See the alley between the Yoshinoya and the pharmacy? As I drove by on Wilshire, two extremely alert LAPD officers on motorcycles were sitting at the edge of that parking lot, postures tight and poised for action, urgently scanning the street. It was like watching a gunfighter movie, in the scene when the camera closes in on the gunfighter’s eyes, watching his opponent for the draw. These dudes were ready.

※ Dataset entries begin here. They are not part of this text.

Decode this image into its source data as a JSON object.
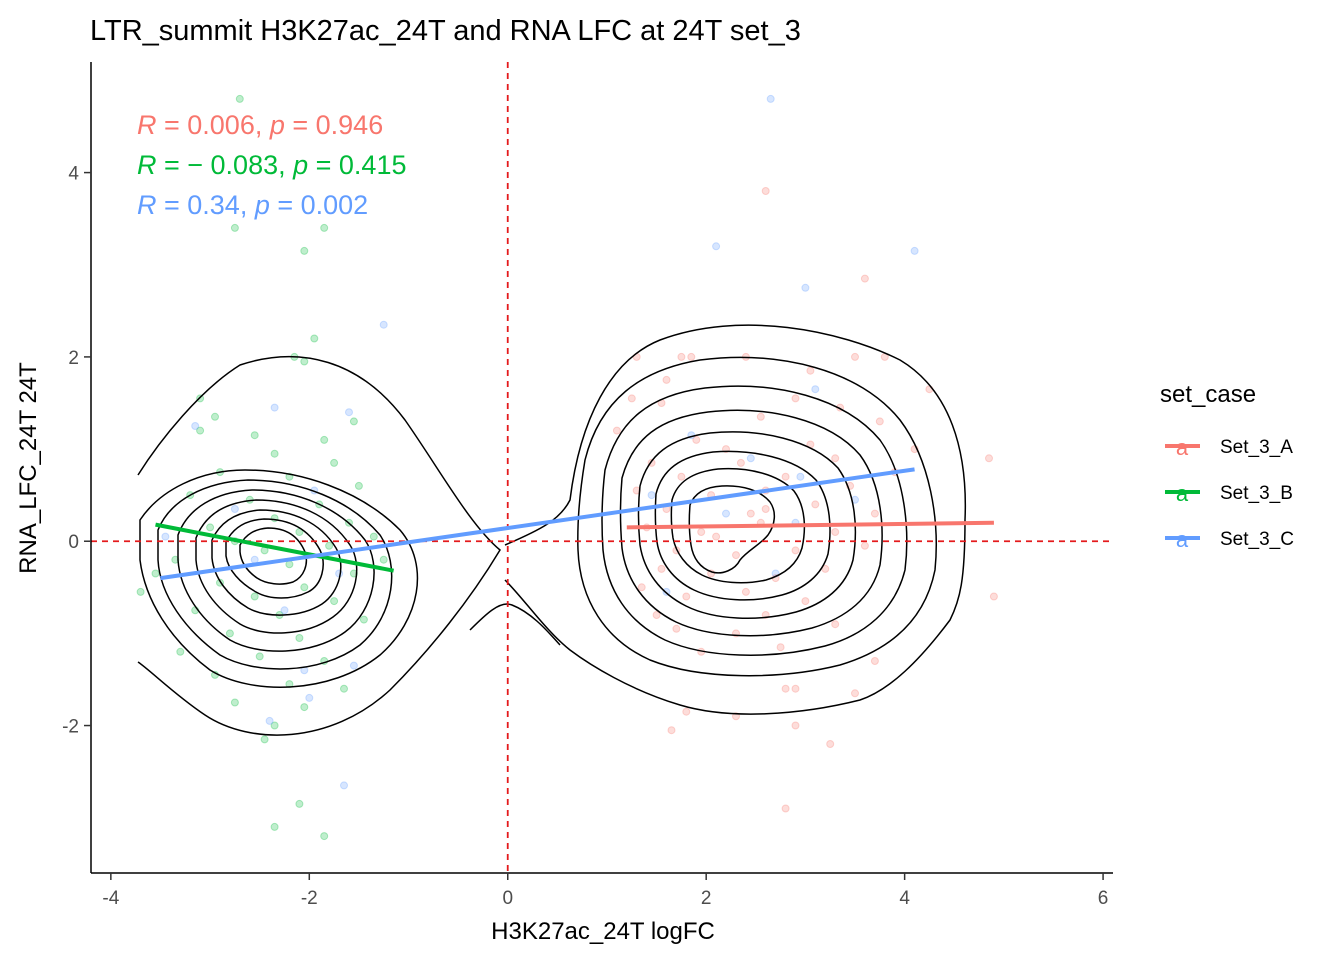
{
  "chart_data": {
    "type": "scatter",
    "title": "LTR_summit H3K27ac_24T and RNA LFC at 24T set_3",
    "xlabel": "H3K27ac_24T logFC",
    "ylabel": "RNA_LFC_24T 24T",
    "xlim": [
      -4.2,
      6.1
    ],
    "ylim": [
      -3.6,
      5.2
    ],
    "x_ticks": [
      -4,
      -2,
      0,
      2,
      4,
      6
    ],
    "y_ticks": [
      -2,
      0,
      2,
      4
    ],
    "x_tick_labels": [
      "-4",
      "-2",
      "0",
      "2",
      "4",
      "6"
    ],
    "y_tick_labels": [
      "-2",
      "0",
      "2",
      "4"
    ],
    "grid": false,
    "reference_lines": {
      "x": 0,
      "y": 0,
      "color": "#e41a1c",
      "style": "dashed"
    },
    "legend": {
      "title": "set_case",
      "placement": "right",
      "key_glyph": "a",
      "entries": [
        "Set_3_A",
        "Set_3_B",
        "Set_3_C"
      ]
    },
    "series": [
      {
        "name": "Set_3_A",
        "color": "#F8766D",
        "regression": {
          "x": [
            1.2,
            4.9
          ],
          "y": [
            0.15,
            0.2
          ]
        },
        "stat": {
          "r_label": "R",
          "r_value": "0.006",
          "p_label": "p",
          "p_value": "0.946"
        },
        "points": [
          [
            2.6,
            3.8
          ],
          [
            3.6,
            2.85
          ],
          [
            1.3,
            2.0
          ],
          [
            1.75,
            2.0
          ],
          [
            1.85,
            2.0
          ],
          [
            2.4,
            2.0
          ],
          [
            3.5,
            2.0
          ],
          [
            3.8,
            2.0
          ],
          [
            1.6,
            1.75
          ],
          [
            3.05,
            1.85
          ],
          [
            4.25,
            1.65
          ],
          [
            1.25,
            1.55
          ],
          [
            1.55,
            1.5
          ],
          [
            2.9,
            1.55
          ],
          [
            3.35,
            1.45
          ],
          [
            1.1,
            1.2
          ],
          [
            2.55,
            1.35
          ],
          [
            3.75,
            1.3
          ],
          [
            1.9,
            1.1
          ],
          [
            2.2,
            1.0
          ],
          [
            3.05,
            1.05
          ],
          [
            4.1,
            1.0
          ],
          [
            4.85,
            0.9
          ],
          [
            1.45,
            0.85
          ],
          [
            2.35,
            0.85
          ],
          [
            3.3,
            0.9
          ],
          [
            1.75,
            0.7
          ],
          [
            2.8,
            0.7
          ],
          [
            3.9,
            0.75
          ],
          [
            1.3,
            0.55
          ],
          [
            2.05,
            0.5
          ],
          [
            2.6,
            0.55
          ],
          [
            3.45,
            0.6
          ],
          [
            1.6,
            0.35
          ],
          [
            2.45,
            0.3
          ],
          [
            3.1,
            0.4
          ],
          [
            2.6,
            0.35
          ],
          [
            3.7,
            0.3
          ],
          [
            1.4,
            0.15
          ],
          [
            1.95,
            0.1
          ],
          [
            2.55,
            0.2
          ],
          [
            2.1,
            0.05
          ],
          [
            3.3,
            0.1
          ],
          [
            1.7,
            -0.1
          ],
          [
            2.3,
            -0.15
          ],
          [
            2.9,
            -0.1
          ],
          [
            3.6,
            -0.05
          ],
          [
            1.55,
            -0.3
          ],
          [
            2.05,
            -0.35
          ],
          [
            2.7,
            -0.4
          ],
          [
            3.2,
            -0.3
          ],
          [
            1.35,
            -0.5
          ],
          [
            2.4,
            -0.55
          ],
          [
            1.8,
            -0.6
          ],
          [
            3.0,
            -0.65
          ],
          [
            4.9,
            -0.6
          ],
          [
            1.5,
            -0.8
          ],
          [
            2.6,
            -0.8
          ],
          [
            1.7,
            -0.95
          ],
          [
            2.3,
            -1.0
          ],
          [
            3.3,
            -0.9
          ],
          [
            1.95,
            -1.2
          ],
          [
            2.75,
            -1.15
          ],
          [
            3.7,
            -1.3
          ],
          [
            2.8,
            -1.6
          ],
          [
            2.9,
            -1.6
          ],
          [
            3.5,
            -1.65
          ],
          [
            1.8,
            -1.85
          ],
          [
            2.3,
            -1.9
          ],
          [
            1.65,
            -2.05
          ],
          [
            2.9,
            -2.0
          ],
          [
            3.25,
            -2.2
          ],
          [
            2.8,
            -2.9
          ]
        ]
      },
      {
        "name": "Set_3_B",
        "color": "#00BA38",
        "regression": {
          "x": [
            -3.55,
            -1.15
          ],
          "y": [
            0.18,
            -0.32
          ]
        },
        "stat": {
          "r_label": "R",
          "r_value": "− 0.083",
          "p_label": "p",
          "p_value": "0.415"
        },
        "points": [
          [
            -2.7,
            4.8
          ],
          [
            -2.75,
            3.4
          ],
          [
            -1.85,
            3.4
          ],
          [
            -2.05,
            3.15
          ],
          [
            -1.95,
            2.2
          ],
          [
            -2.15,
            2.0
          ],
          [
            -2.05,
            1.95
          ],
          [
            -3.1,
            1.55
          ],
          [
            -2.95,
            1.35
          ],
          [
            -1.55,
            1.3
          ],
          [
            -3.1,
            1.2
          ],
          [
            -2.55,
            1.15
          ],
          [
            -1.85,
            1.1
          ],
          [
            -2.35,
            0.95
          ],
          [
            -1.75,
            0.85
          ],
          [
            -2.9,
            0.75
          ],
          [
            -2.2,
            0.7
          ],
          [
            -1.5,
            0.6
          ],
          [
            -3.2,
            0.5
          ],
          [
            -2.6,
            0.45
          ],
          [
            -1.9,
            0.4
          ],
          [
            -2.35,
            0.25
          ],
          [
            -1.6,
            0.2
          ],
          [
            -3.0,
            0.15
          ],
          [
            -2.1,
            0.1
          ],
          [
            -1.35,
            0.05
          ],
          [
            -2.75,
            0.0
          ],
          [
            -2.45,
            -0.1
          ],
          [
            -1.8,
            -0.05
          ],
          [
            -3.35,
            -0.2
          ],
          [
            -2.2,
            -0.25
          ],
          [
            -1.55,
            -0.35
          ],
          [
            -2.9,
            -0.45
          ],
          [
            -2.05,
            -0.5
          ],
          [
            -2.55,
            -0.6
          ],
          [
            -1.75,
            -0.65
          ],
          [
            -3.15,
            -0.75
          ],
          [
            -2.3,
            -0.8
          ],
          [
            -1.45,
            -0.85
          ],
          [
            -2.8,
            -1.0
          ],
          [
            -2.1,
            -1.05
          ],
          [
            -3.3,
            -1.2
          ],
          [
            -2.5,
            -1.25
          ],
          [
            -1.85,
            -1.3
          ],
          [
            -2.95,
            -1.45
          ],
          [
            -2.2,
            -1.55
          ],
          [
            -1.65,
            -1.6
          ],
          [
            -2.75,
            -1.75
          ],
          [
            -2.05,
            -1.8
          ],
          [
            -2.35,
            -2.0
          ],
          [
            -2.45,
            -2.15
          ],
          [
            -2.1,
            -2.85
          ],
          [
            -2.35,
            -3.1
          ],
          [
            -1.85,
            -3.2
          ],
          [
            -3.7,
            -0.55
          ],
          [
            -3.55,
            -0.35
          ],
          [
            -1.25,
            -0.2
          ]
        ]
      },
      {
        "name": "Set_3_C",
        "color": "#619CFF",
        "regression": {
          "x": [
            -3.5,
            4.1
          ],
          "y": [
            -0.4,
            0.78
          ]
        },
        "stat": {
          "r_label": "R",
          "r_value": "0.34",
          "p_label": "p",
          "p_value": "0.002"
        },
        "points": [
          [
            2.65,
            4.8
          ],
          [
            2.1,
            3.2
          ],
          [
            4.1,
            3.15
          ],
          [
            3.0,
            2.75
          ],
          [
            -1.25,
            2.35
          ],
          [
            -3.15,
            1.25
          ],
          [
            -2.35,
            1.45
          ],
          [
            -1.6,
            1.4
          ],
          [
            3.1,
            1.65
          ],
          [
            1.85,
            1.15
          ],
          [
            2.45,
            0.9
          ],
          [
            2.95,
            0.7
          ],
          [
            1.45,
            0.5
          ],
          [
            3.5,
            0.45
          ],
          [
            2.2,
            0.3
          ],
          [
            2.9,
            0.2
          ],
          [
            -2.75,
            0.35
          ],
          [
            -1.95,
            0.55
          ],
          [
            -3.45,
            0.05
          ],
          [
            -2.55,
            -0.2
          ],
          [
            -1.7,
            -0.35
          ],
          [
            -2.25,
            -0.75
          ],
          [
            -2.05,
            -1.4
          ],
          [
            -1.55,
            -1.35
          ],
          [
            -2.4,
            -1.95
          ],
          [
            -2.0,
            -1.7
          ],
          [
            -1.65,
            -2.65
          ],
          [
            1.6,
            -0.55
          ],
          [
            2.7,
            -0.35
          ]
        ]
      }
    ],
    "density_contour": {
      "color": "#000000",
      "levels": 8
    }
  }
}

If you did 38 in the 30 MPH zone, then brother, you were dead-ass done, nailed up in the trophy case.
Also, no more than thirty feet away from them, a little gaggle of filthy human zombies was passing a glass pipe around the circle, throwing up clouds of smoke, at the top end of an alley wall-to-wall full of open drug use and not terribly subtle drug dealing (and probably the prostitution that pays for the drugs, but I didn’t wander into the alley to look). But California made the possession and use of heroin, meth, and cocaine a misdemeanor, and the DA at the time was very proud that he wouldn’t allow his office to file most misdemeanor cases, because misdemeanors are lifestyle crimes that punish people for being poor, or for being “individuals experiencing homelessness”. So that alley full of people Hunter Bidening all day out in the open weren’t doing anything that could lead to prosecution, but your expired registration tags would bring down an immediate police response in you happened to roll by them.
Grand Guignol human depravity and ruin: no big deal. Minor traffic offenses: front and center.
This is Blue Zone governance, full stop, the thing people describe as anarcho-tyranny. Common San Francisco business owner experience: Police don’t intervene in the constant vandalism and tagging that degrades business property, but the highly alert army of code enforcement officers fine business owners for failing to clean up the damage that the city hasn’t prevented.